In order to decide as to whether some operations return a copy or a view, I consulted the posts to the question: What rules does Pandas use to generate a view vs a copy?
It reads as follows:
Here's the rules, subsequent override:
All operations generate a copy
If inplace=True is provided, it will modify in-place; only some operations support this
An indexer that sets, e.g. .loc/.iloc/.iat/.at will set inplace.
An indexer that gets on a single-dtyped object is almost always a view (depending on the memory layout it may not be that's why this is not reliable). This is mainly for efficiency. (the example from above is for .query; this will always return a copy as its evaluated by numexpr)

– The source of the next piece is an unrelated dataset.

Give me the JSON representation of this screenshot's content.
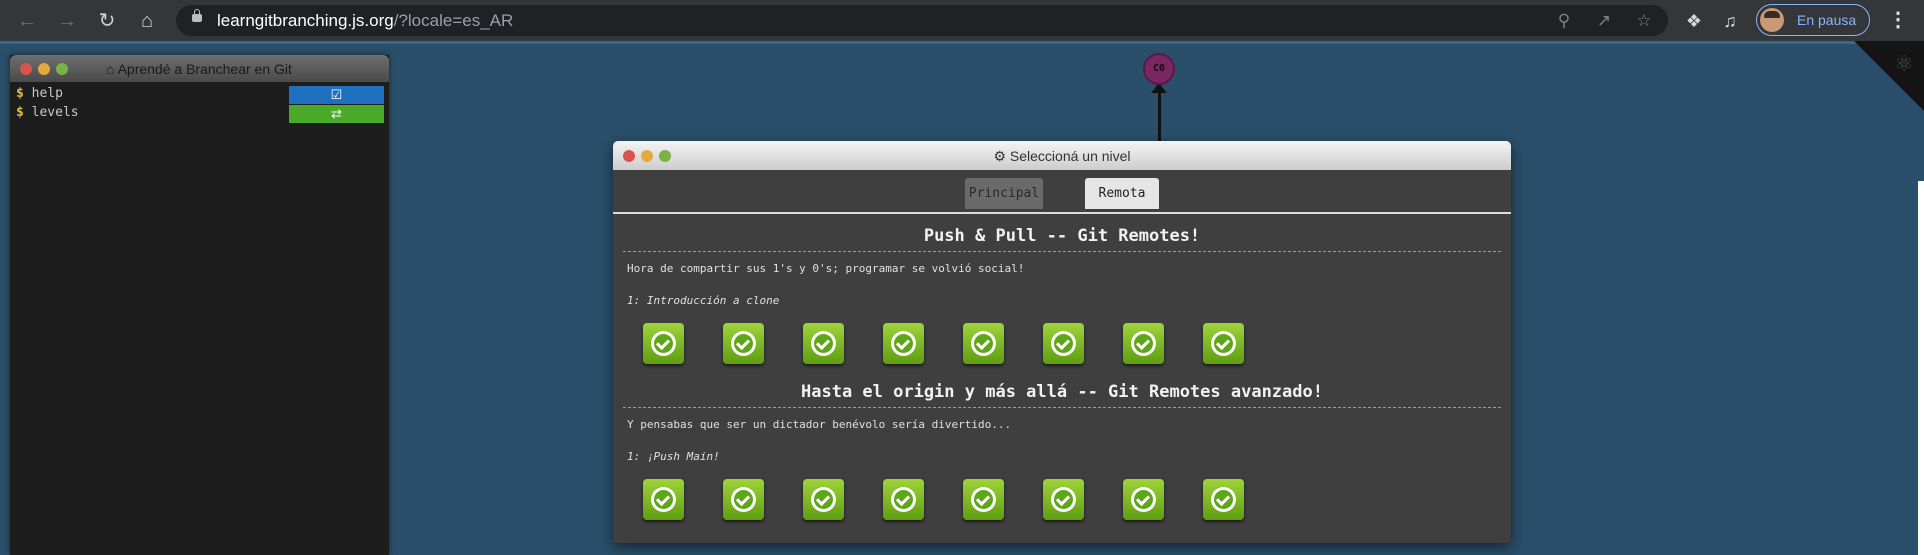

An indexer that gets on a multiple-dtyped object is always a copy.
import pandas as pd
import numpy as np
df = pd.DataFrame({'A': 'foo bar foo bar foo bar foo foo'.split(),
'B': 'one one two three two two one three'.split(),
'C': np.arange(8), 'D': np.arange(8) * 2})
df2 = df.loc[0,]
df2[0] = 500
So this last line does not change df. Reasoning: The call "df.loc[]" is an indexer that gets on a multi-dtyped object. Therefore df2 is a copy. Now, I thought I got the rules - however when using the following:
df3 = df.iloc[0:2,]
df3[:] = 55
I get a) a warning saying "A value is trying to be set on a copy of a slice from a DataFrame." and b) the original df is changed - but only partially. The first two columns are unchanged, whereas the last two are changed to 55.
I don't understand this behavior wrt the rules outlined above. For instance, "df.iloc[0:2,]" is an indexer that gets on a multi-dtyped object and should therefore return a copy. So why do I get the warning that a value is set on a copy of a slice?